State Pension Group: Wilshire Research 'Alarmist'

March 18, 2003 (PLANSPONSOR.com) - A trade group representing public pension plans has fired its own broadside in response to a recent Wilshire Associates study, which painted a dire picture of the US public pension landscape.

Officials of the National Association of State Retirement Administrators (NASRA) called the Wilshire study “alarmist” and said the document “presents a distorted and misleading view of the fiscal condition of state pension funds.”   Both the latest report and a similar study issued in 2002  “employed selective use of statistics and illusory terminology to paint a bleak picture of the public pension plan universe,” NASRA complained.
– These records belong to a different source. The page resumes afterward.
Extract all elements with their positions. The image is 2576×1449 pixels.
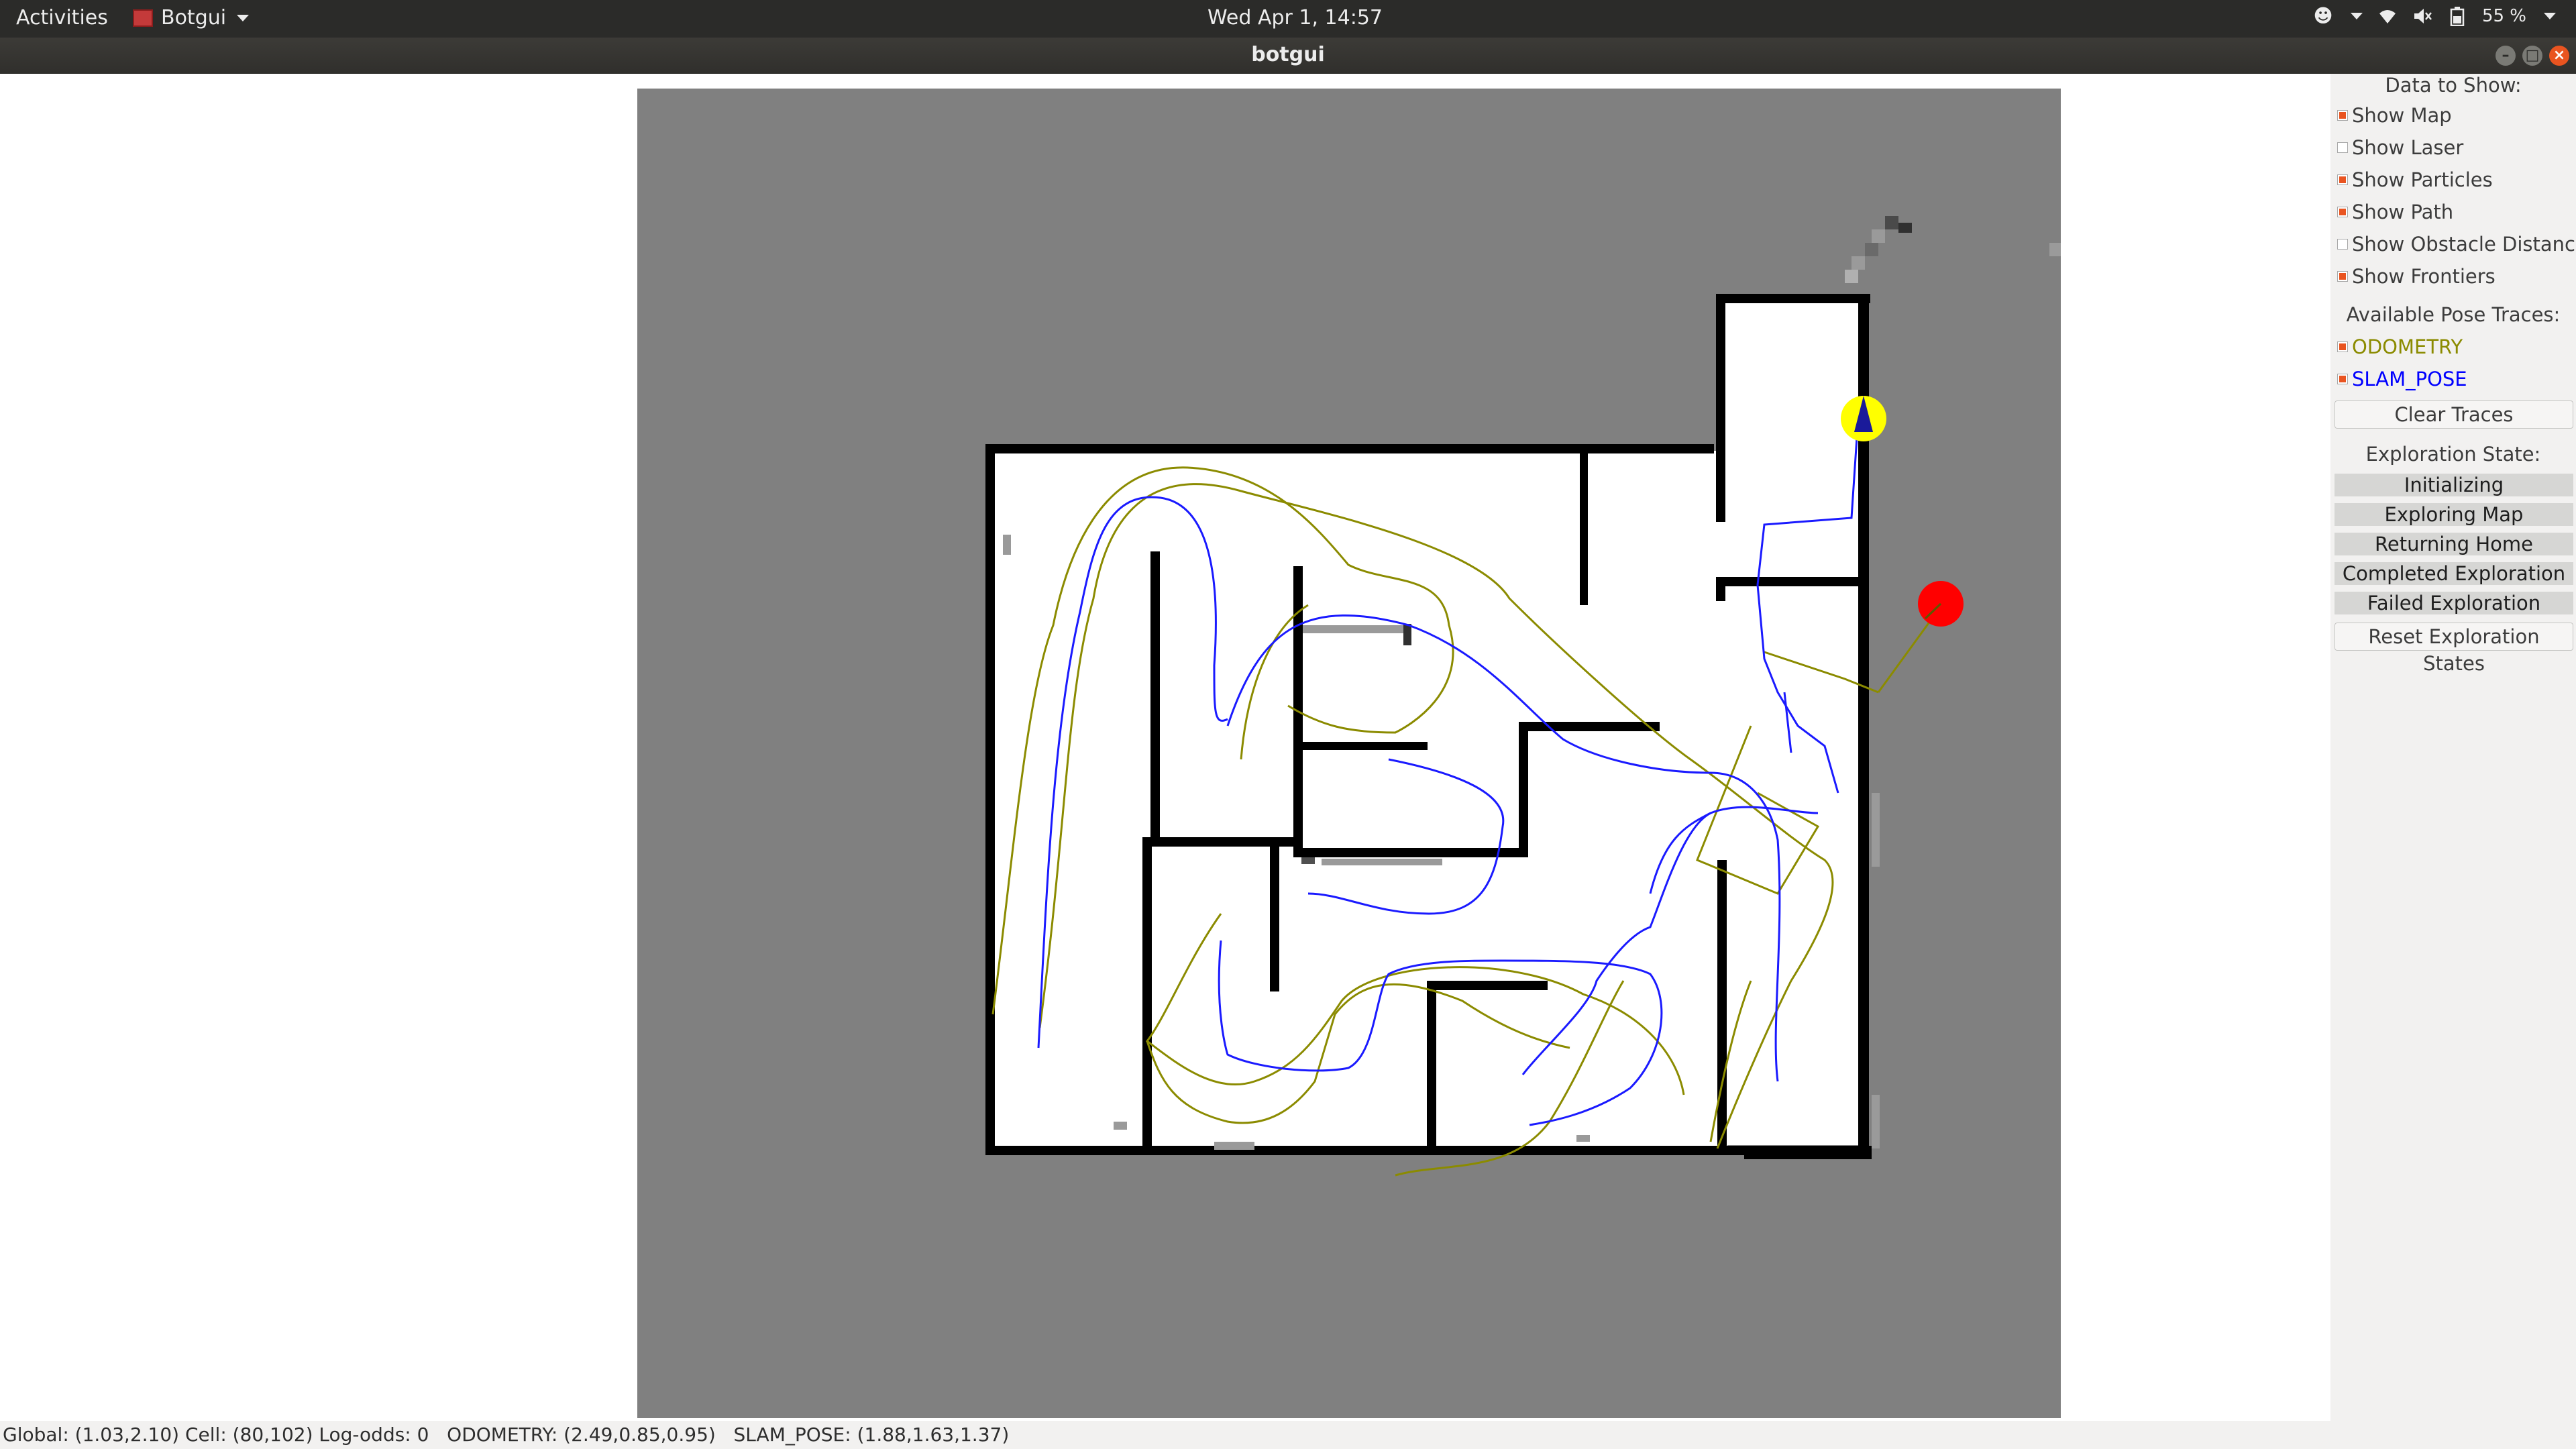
- show-frontiers-checkbox[interactable]: Show Frontiers: [2337, 265, 2496, 288]
- status-global: Global: (1.03,2.10): [3, 1424, 180, 1446]
- show-obstacle-distances-checkbox[interactable]: Show Obstacle Distances: [2337, 233, 2576, 256]
- control-panel: Data to Show: Show Map Show Laser Show P…: [2330, 74, 2576, 1421]
- checkbox-label: Show Frontiers: [2352, 265, 2496, 288]
- reset-exploration-states-button[interactable]: Reset Exploration States: [2334, 623, 2573, 675]
- show-map-checkbox[interactable]: Show Map: [2337, 104, 2452, 127]
- status-odometry: ODOMETRY: (2.49,0.85,0.95): [447, 1424, 716, 1446]
- activities-button[interactable]: Activities: [16, 6, 108, 30]
- status-bar: Global: (1.03,2.10) Cell: (80,102) Log-o…: [0, 1421, 2576, 1449]
- checkbox-label: SLAM_POSE: [2352, 368, 2467, 390]
- checkbox-label: ODOMETRY: [2352, 335, 2463, 358]
- checkbox-label: Show Map: [2352, 104, 2452, 127]
- checkbox-icon[interactable]: [2337, 239, 2348, 250]
- checkbox-label: Show Obstacle Distances: [2352, 233, 2576, 256]
- chevron-down-icon[interactable]: [2544, 13, 2556, 19]
- battery-percent: 55 %: [2481, 6, 2526, 26]
- maximize-icon[interactable]: □: [2522, 46, 2542, 66]
- window-title: botgui: [1251, 43, 1325, 66]
- system-top-bar: Activities Botgui Wed Apr 1, 14:57 ☻ 55 …: [0, 0, 2576, 38]
- close-icon[interactable]: ×: [2549, 46, 2569, 66]
- show-path-checkbox[interactable]: Show Path: [2337, 201, 2453, 223]
- clock[interactable]: Wed Apr 1, 14:57: [1208, 6, 1383, 30]
- slam-pose-trace-checkbox[interactable]: SLAM_POSE: [2337, 368, 2467, 390]
- app-menu[interactable]: Botgui: [133, 6, 250, 30]
- data-to-show-header: Data to Show:: [2385, 74, 2522, 97]
- status-cell: Cell: (80,102): [185, 1424, 313, 1446]
- battery-icon[interactable]: [2447, 6, 2467, 27]
- state-exploring-map: Exploring Map: [2334, 503, 2573, 526]
- checkbox-icon[interactable]: [2337, 174, 2348, 185]
- robot-pose-icon: [1841, 396, 1886, 441]
- checkbox-icon[interactable]: [2337, 374, 2348, 384]
- state-returning-home: Returning Home: [2334, 533, 2573, 555]
- checkbox-label: Show Path: [2352, 201, 2454, 223]
- chevron-down-icon[interactable]: [2350, 13, 2363, 19]
- window-title-bar[interactable]: botgui – □ ×: [0, 38, 2576, 74]
- minimize-icon[interactable]: –: [2496, 46, 2516, 66]
- app-menu-label: Botgui: [161, 6, 227, 30]
- checkbox-icon[interactable]: [2337, 271, 2348, 282]
- volume-mute-icon[interactable]: [2412, 6, 2432, 26]
- clear-traces-button[interactable]: Clear Traces: [2334, 400, 2573, 429]
- show-particles-checkbox[interactable]: Show Particles: [2337, 168, 2493, 191]
- accessibility-icon[interactable]: ☻: [2313, 6, 2333, 26]
- checkbox-icon[interactable]: [2337, 341, 2348, 352]
- wifi-icon[interactable]: [2377, 6, 2398, 26]
- state-completed-exploration: Completed Exploration: [2334, 562, 2573, 585]
- exploration-state-header: Exploration State:: [2365, 443, 2541, 466]
- status-slam-pose: SLAM_POSE: (1.88,1.63,1.37): [733, 1424, 1010, 1446]
- system-tray[interactable]: ☻ 55 %: [2313, 6, 2556, 27]
- map-canvas[interactable]: [637, 89, 2061, 1418]
- state-initializing: Initializing: [2334, 474, 2573, 496]
- frontier-goal-icon: [1918, 581, 1964, 627]
- checkbox-icon[interactable]: [2337, 142, 2348, 153]
- checkbox-icon[interactable]: [2337, 207, 2348, 217]
- checkbox-label: Show Laser: [2352, 136, 2464, 159]
- checkbox-icon[interactable]: [2337, 110, 2348, 121]
- app-icon: [133, 9, 153, 27]
- checkbox-label: Show Particles: [2352, 168, 2493, 191]
- pose-traces-header: Available Pose Traces:: [2346, 303, 2561, 326]
- status-logodds: Log-odds: 0: [319, 1424, 429, 1446]
- state-failed-exploration: Failed Exploration: [2334, 592, 2573, 614]
- window-controls: – □ ×: [2496, 46, 2569, 66]
- chevron-down-icon: [237, 14, 250, 21]
- odometry-trace-checkbox[interactable]: ODOMETRY: [2337, 335, 2463, 358]
- show-laser-checkbox[interactable]: Show Laser: [2337, 136, 2463, 159]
“The fact that market declines have reduced the market value of plan assets should come as a surprise to no one,” NASRA President Frank Ready said in a letter to Wilshire. “What is surprising is the report’s failure to account for the fact that defined benefit pension plan funding is structured to be carried out over a long period of time. When you look beyond the sensationalism, you will find your own data actually reveal the vast majority of public pension plans are in very good financial condition, and continue to provide sound, secure retirement benefits to workers, even in the face of declining investment markets and corporate bankruptcies.”  Ready is also executive director of the $14 billion Mississippi Public Employees’ Retirement System.

Get more!  Sign up for PLANSPONSOR newsletters.

Ready encouraged Wilshire to reconsider the manner in which it presents its data. “While it may not grab the same headlines, the public pension community and the public would be much better served by fundamentally sound research and balanced reporting that more accurately reflects the financial condition of state defined benefit plans,” Ready wrote.

The latest Wilshire report (See  Wilshire: Public Pension Landscape Still Bleak) noted that some 79% of all state plans are now underfunded – up dramatically from 31% in 2000 and 51% in 2001 – and  the highest since 1990.  By comparison, Wilshire estimated private pension plans had a combined 86% funding ratio as of December 31, 2002.